Через неделю его вызвали в исполком — не пошел и жене ходить не позволил. Так она его и послушалась; Марине тоже было что сказать этой бабе, хоть мужа она бы не переплюнула, да и не стремилась. Одним словом, пошла, но «бабу» не застала: товарищ Доброхотова уехала в отпуск. В Кисловодск, зачем-то пояснила секретарша и протянула Марине ордер на квартиру.

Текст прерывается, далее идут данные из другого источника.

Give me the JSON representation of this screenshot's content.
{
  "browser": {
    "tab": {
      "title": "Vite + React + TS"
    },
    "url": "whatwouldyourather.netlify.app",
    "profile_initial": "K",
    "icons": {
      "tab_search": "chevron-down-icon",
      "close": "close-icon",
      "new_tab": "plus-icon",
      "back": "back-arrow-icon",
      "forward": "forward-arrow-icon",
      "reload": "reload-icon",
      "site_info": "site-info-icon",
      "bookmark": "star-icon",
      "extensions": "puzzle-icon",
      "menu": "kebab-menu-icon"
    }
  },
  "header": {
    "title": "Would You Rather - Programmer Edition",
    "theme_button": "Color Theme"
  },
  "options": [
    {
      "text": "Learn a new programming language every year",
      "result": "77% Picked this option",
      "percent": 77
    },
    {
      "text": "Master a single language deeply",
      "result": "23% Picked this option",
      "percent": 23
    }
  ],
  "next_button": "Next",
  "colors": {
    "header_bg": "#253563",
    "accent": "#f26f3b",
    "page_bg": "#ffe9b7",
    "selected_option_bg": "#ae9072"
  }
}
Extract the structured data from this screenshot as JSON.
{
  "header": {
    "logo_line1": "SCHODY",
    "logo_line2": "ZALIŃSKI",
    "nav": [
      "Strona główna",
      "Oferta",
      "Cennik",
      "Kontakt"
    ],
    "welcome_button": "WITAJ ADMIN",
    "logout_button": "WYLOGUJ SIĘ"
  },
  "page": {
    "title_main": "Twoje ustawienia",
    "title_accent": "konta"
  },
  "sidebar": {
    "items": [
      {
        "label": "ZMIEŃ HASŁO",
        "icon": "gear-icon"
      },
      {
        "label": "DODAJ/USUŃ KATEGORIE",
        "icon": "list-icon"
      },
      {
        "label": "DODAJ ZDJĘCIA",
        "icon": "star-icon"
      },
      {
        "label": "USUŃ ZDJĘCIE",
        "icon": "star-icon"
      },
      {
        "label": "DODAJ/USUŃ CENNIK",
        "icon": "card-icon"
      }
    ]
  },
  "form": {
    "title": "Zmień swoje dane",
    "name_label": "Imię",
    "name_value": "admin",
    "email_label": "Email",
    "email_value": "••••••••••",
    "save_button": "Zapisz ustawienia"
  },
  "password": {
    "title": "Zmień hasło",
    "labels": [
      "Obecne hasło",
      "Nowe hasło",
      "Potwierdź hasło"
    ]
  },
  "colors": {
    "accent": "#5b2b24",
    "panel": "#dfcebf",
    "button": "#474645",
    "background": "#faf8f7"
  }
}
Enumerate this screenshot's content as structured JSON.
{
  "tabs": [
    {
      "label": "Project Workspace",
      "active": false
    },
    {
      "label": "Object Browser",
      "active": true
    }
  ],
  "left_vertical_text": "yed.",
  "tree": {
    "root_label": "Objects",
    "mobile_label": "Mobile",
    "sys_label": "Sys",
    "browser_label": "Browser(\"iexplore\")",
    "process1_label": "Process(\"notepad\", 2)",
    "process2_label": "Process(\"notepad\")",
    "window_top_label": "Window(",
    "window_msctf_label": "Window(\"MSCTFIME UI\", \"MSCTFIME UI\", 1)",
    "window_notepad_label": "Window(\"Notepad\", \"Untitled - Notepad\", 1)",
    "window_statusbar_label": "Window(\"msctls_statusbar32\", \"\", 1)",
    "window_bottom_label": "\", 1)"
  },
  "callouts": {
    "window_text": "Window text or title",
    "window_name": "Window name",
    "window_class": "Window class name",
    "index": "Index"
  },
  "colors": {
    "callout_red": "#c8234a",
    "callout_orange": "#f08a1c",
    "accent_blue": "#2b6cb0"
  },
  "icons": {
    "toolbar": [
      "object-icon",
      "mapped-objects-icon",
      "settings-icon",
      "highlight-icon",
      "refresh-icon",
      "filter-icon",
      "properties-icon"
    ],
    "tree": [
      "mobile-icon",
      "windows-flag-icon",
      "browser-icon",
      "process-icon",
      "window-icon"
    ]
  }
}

Вскоре после Кравцовых появились новые соседи у Леонеллы: в квартиру покойного нотариуса Зильбера въехала большая семья с короткой фамилией Штейн, тоже приезжие, но не из Челябинска, как Шлоссберги, а откуда-то с Украины. Яков Аронович, глава семейства, был назначен главным технологом на обувную фабрику, его жена Аля была учительницей музыки, а годовалые близнецы Илька и Лилька пока что просто были годовалыми близнецами, несколько нарушившими статистику рождаемости противоположностью полов. Пятым — если не первым — членом семьи была Алина мать — маленькая, тощая кривоногая старуха, обладающая оглушительно гулким басом, за что была наречена Боцманом все тем же Мишей Кравцовым, и даже застенчивая Инна Шлоссберг прыснула, как девчонка, сраженная меткостью определения. Громогласная бабка, при всей своей мелкости, обладала неисчерпаемым запасом энергии, без чего немыслим настоящий боцман, и даже пеструю ситцевую косынку завязывала где-то над ухом решительным матросским узлом. Говорят: взгляни на тещу — увидишь, какой станет жена. Яков Аронович явно не удосужился свести предварительного знакомства с Боцманом, потому что сейчас Аля походила на мать разве что комплекцией. При виде хрупкой миниатюрной и нервной Алечки рядом с солидным, коренастым мужем вспоминалось предостережение насчет телеги, в которую впрячь не можно коня и трепетную лань. Оказалось, можно, чему свидетельством явилась бесконфликтная жизнь трепетной Алечки и Якова Ароновича. Развертывая сравнение с конем, его можно было уподобить скорее коньку-горбунку, так как при своей коренастости Штейн был коротконог и сутул, как будто, прежде чем выбиться в обувные технологи, прошел всю школу сапожного ученичества этаким еврейским местечковым Ванькой Жуковым и часами сидел, согнувшись над заказанным сапогом. Возможно, так и было; кто знает? Во всяком случае, хоть был он главным технологом, за ним по лестнице неизменно тянулся запах новых ботинок, который может привязаться в цеху, а не в кабинете. Голоса Якова Ароновича никто не слышал: здороваясь, он кивал и поправлял очки на переносице, словно от короткого кивка они могли упасть.